U.S. Growth Revised Up-Particularly Nominal Growth

As most analysts had expected , U.S. GDP growth for the fourth quarter were upwardly revised, from 1.1% to 1.6% in volume terms. The upward revision was from 0.7% to 1.3% in terms of trade adjusted real terms and from 4.2% to 5.0% in nominal terms.

The upward revisions were the most significant both in real and even more so nominal terms in the areas which surprised the most on the downside in the first estimate, namely business investments and government purchases. Business investments gowth were upwardly revised in real terms from 2.8% to 5.4% and from 6.6% to 9.5% in nominal terms while government purchases were upwardly revised from -2.4% to -0.7% in real terms and from 2.1% to 4.9% in nominal terms. Also contributing to the upward revision were higher inventory build-up and slightly higher private consumption. Residential investments were however downwardly revised, while the trade deficit were upwardly revised.

The big positive for the U.S. economy in this report apart from the upward revision of the overall number is particularly the upward revision in business investments, as well as a upward revision of the savings rate from -0.4% to -0.2% on account of a upward revision of personal income for the third and fourth quarters.

There are however a few negatives as well, namely the higher trade deficit, the higher inflation and the higher burden of government. And particularly the latter issues are reported in a misleading way by most news outlets. This report for example would have you believe that inflation was in fact revised down and that government spending decreased. Both claims are false because of the misleading focus on the "core" rate of consumer price inflation. While the core rate of consumer prices were downwardly revised from 2.2% to 2.1%, the price index for domestic purchases (the most relevant measure of inflation) was upwardly revised from 3.4% to 3.6%. And because the prices of government purchases is increasing so rapidly , 5.6%, government spending rose in fact 4.9%, rather than the alleged decrease that news story cites on account of the volume measure. This is only a shade lower than the 5.0% nominal GDP growth. Indeed if you take the high rate of inflation for government purchases into account, government purchases have increased faster than the private economy during the last year, 7.1% , compared to the 6.4% nominal GDP increase.

As for the first quarter number, we should particularly expect much higher consumer spending growth on account of the extraordinarily strong January number and probably also higher growth of business investments and government purchases.

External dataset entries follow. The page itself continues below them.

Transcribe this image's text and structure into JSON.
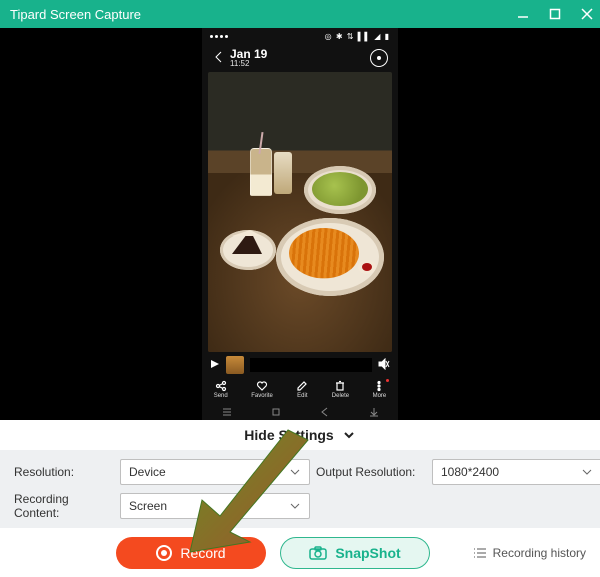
{
  "window": {
    "title": "Tipard Screen Capture"
  },
  "phone": {
    "date": "Jan 19",
    "time": "11:52",
    "actions": {
      "send": "Send",
      "favorite": "Favorite",
      "edit": "Edit",
      "delete": "Delete",
      "more": "More"
    }
  },
  "toggle": {
    "label": "Hide Settings"
  },
  "settings": {
    "resolution_label": "Resolution:",
    "resolution_value": "Device",
    "output_label": "Output Resolution:",
    "output_value": "1080*2400",
    "content_label": "Recording Content:",
    "content_value": "Screen"
  },
  "buttons": {
    "record": "Record",
    "snapshot": "SnapShot",
    "history": "Recording history"
  },
  "colors": {
    "accent": "#18b28c",
    "record": "#f44a1f"
  }
}
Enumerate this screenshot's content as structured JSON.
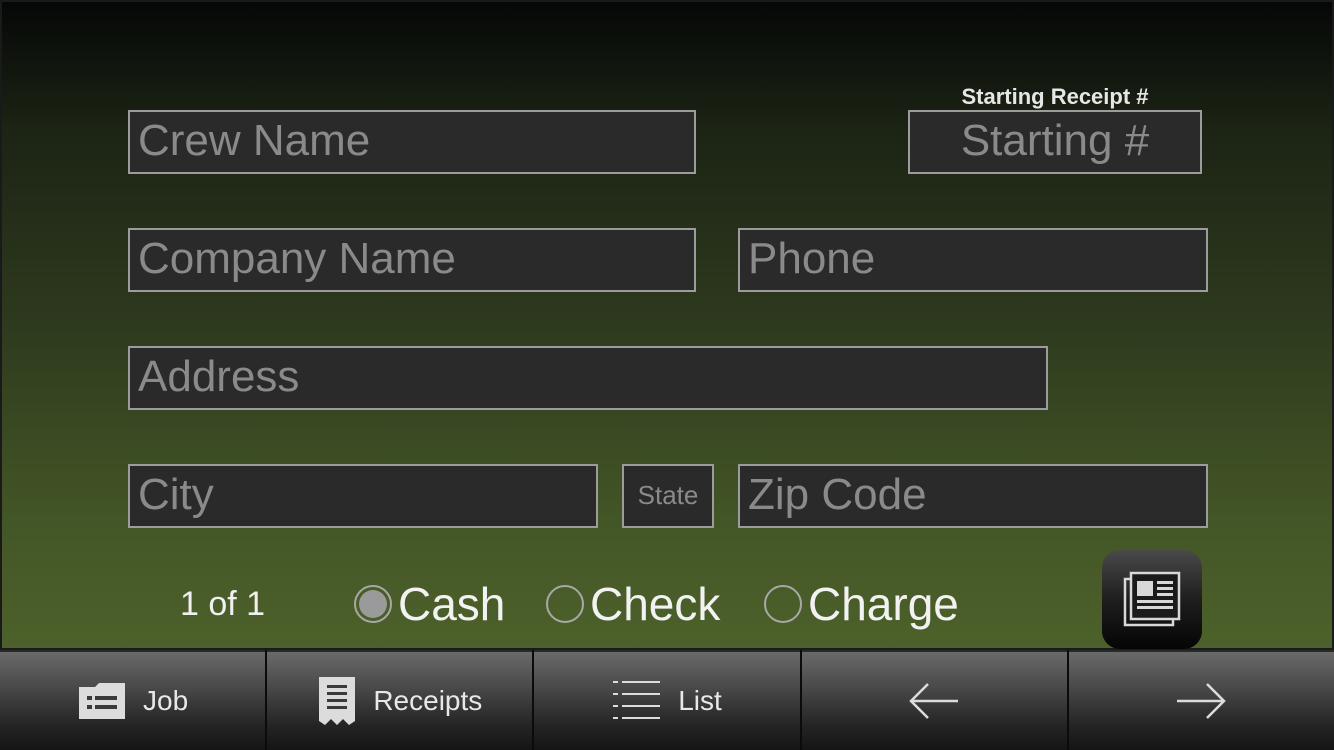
{
  "form": {
    "crew_name": {
      "placeholder": "Crew Name"
    },
    "starting_receipt": {
      "caption": "Starting Receipt #",
      "placeholder": "Starting #"
    },
    "company_name": {
      "placeholder": "Company Name"
    },
    "phone": {
      "placeholder": "Phone"
    },
    "address": {
      "placeholder": "Address"
    },
    "city": {
      "placeholder": "City"
    },
    "state": {
      "placeholder": "State"
    },
    "zip": {
      "placeholder": "Zip Code"
    }
  },
  "pager": {
    "text": "1 of 1"
  },
  "payment": {
    "options": [
      {
        "label": "Cash",
        "selected": true
      },
      {
        "label": "Check",
        "selected": false
      },
      {
        "label": "Charge",
        "selected": false
      }
    ]
  },
  "doc_button": {
    "icon": "document-icon"
  },
  "tabbar": {
    "tabs": [
      {
        "label": "Job",
        "icon": "folder-list-icon"
      },
      {
        "label": "Receipts",
        "icon": "receipt-icon"
      },
      {
        "label": "List",
        "icon": "list-icon"
      },
      {
        "label": "",
        "icon": "arrow-left-icon"
      },
      {
        "label": "",
        "icon": "arrow-right-icon"
      }
    ]
  },
  "colors": {
    "background_top": "#050707",
    "background_bottom": "#4d612b",
    "field_background": "#2a2a2a",
    "field_border": "#9c9c9c",
    "placeholder_text": "#8a8a8a"
  }
}
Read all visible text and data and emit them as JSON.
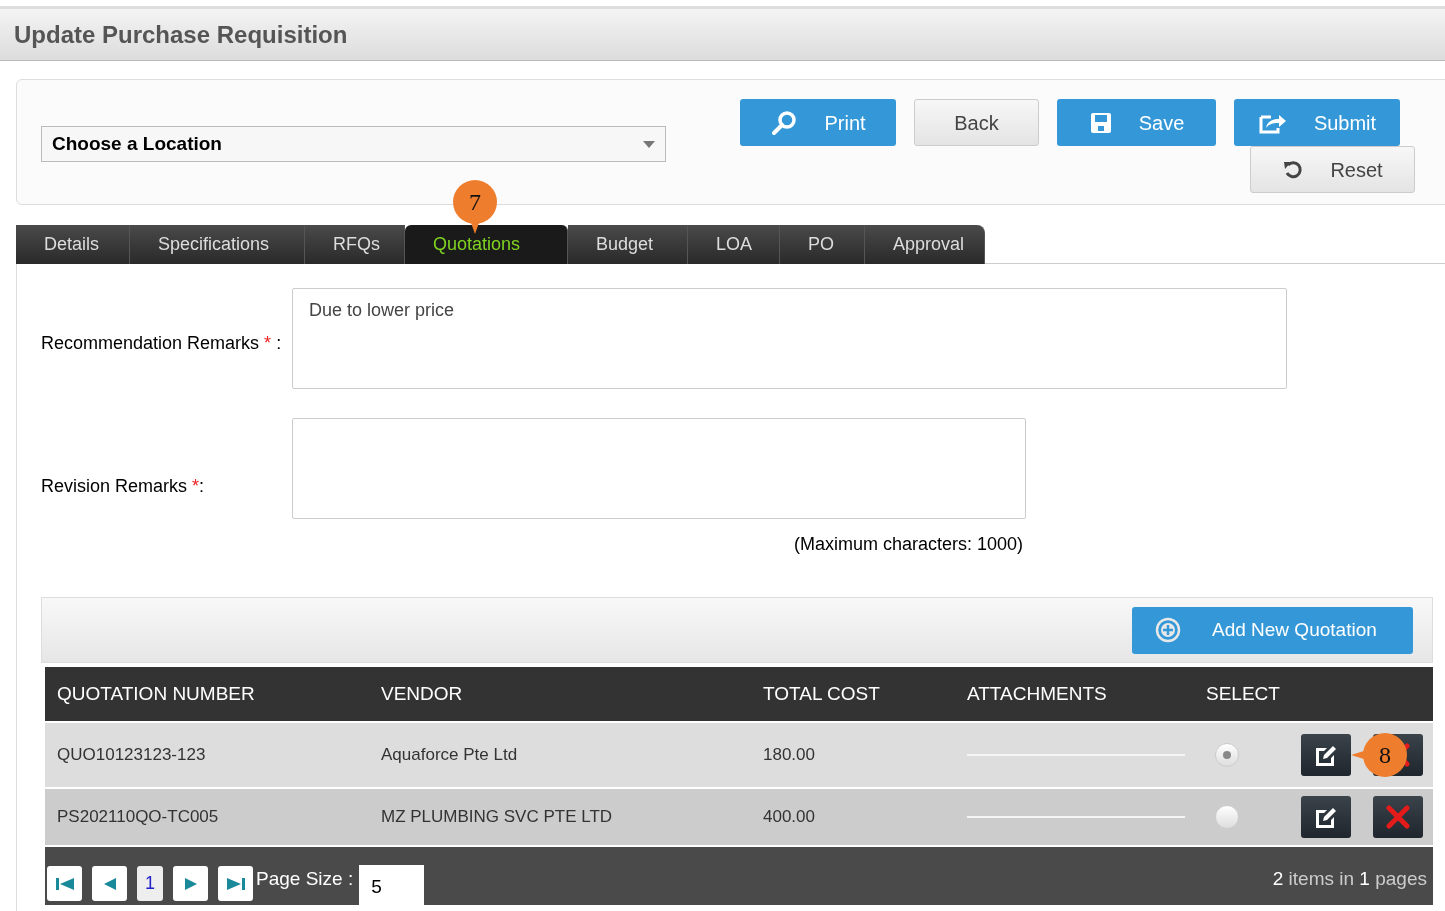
{
  "page_title": "Update Purchase Requisition",
  "location_select": {
    "value": "Choose a Location"
  },
  "buttons": [
    {
      "label": "Print",
      "kind": "print"
    },
    {
      "label": "Back",
      "kind": "back"
    },
    {
      "label": "Save",
      "kind": "save"
    },
    {
      "label": "Submit",
      "kind": "submit"
    },
    {
      "label": "Reset",
      "kind": "reset"
    }
  ],
  "tabs": [
    {
      "label": "Details",
      "selected": false
    },
    {
      "label": "Specifications",
      "selected": false
    },
    {
      "label": "RFQs",
      "selected": false
    },
    {
      "label": "Quotations",
      "selected": true,
      "callout": "7"
    },
    {
      "label": "Budget",
      "selected": false
    },
    {
      "label": "LOA",
      "selected": false
    },
    {
      "label": "PO",
      "selected": false
    },
    {
      "label": "Approval",
      "selected": false
    }
  ],
  "recommendation_remarks": {
    "label": "Recommendation Remarks",
    "required_mark": "*",
    "suffix": ":",
    "value": "Due to lower price"
  },
  "revision_remarks": {
    "label": "Revision Remarks",
    "required_mark": "*",
    "suffix": ":",
    "hint": "(Maximum characters: 1000)"
  },
  "add_button": "Add New Quotation",
  "table": {
    "columns": [
      "QUOTATION NUMBER",
      "VENDOR",
      "TOTAL COST",
      "ATTACHMENTS",
      "SELECT"
    ],
    "rows": [
      {
        "quotation_number": "QUO10123123-123",
        "vendor": "Aquaforce Pte Ltd",
        "total_cost": "180.00",
        "selected": true,
        "callout": "8"
      },
      {
        "quotation_number": "PS202110QO-TC005",
        "vendor": "MZ PLUMBING SVC PTE LTD",
        "total_cost": "400.00",
        "selected": false
      }
    ]
  },
  "pager": {
    "pages": [
      {
        "label": "1",
        "selected": true
      }
    ],
    "page_size_label": "Page Size :",
    "page_size": "5",
    "count": "2",
    "count_mid": "items in",
    "pages_count": "1",
    "count_end": "pages"
  }
}
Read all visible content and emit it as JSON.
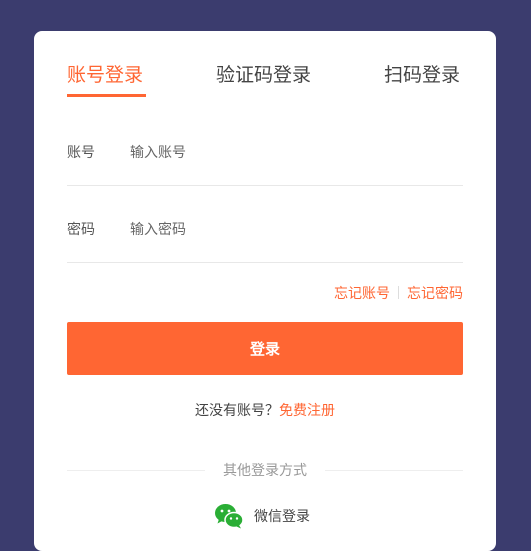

This will probably be partially counteracted by a continued increase in the trade deficit which likely increased to at least $70 billion in January, as well as probably no positive contribution from inventories (which contributed with 1.62%:points to fourth quarter growth). All told however, total growth will certainly rise significantly from 1.6%, maybe up to 4%. Some analysts expect an even bigger increase, up to 5% growth, but I think they probably underestimate just how much the trade deficit will likely rise.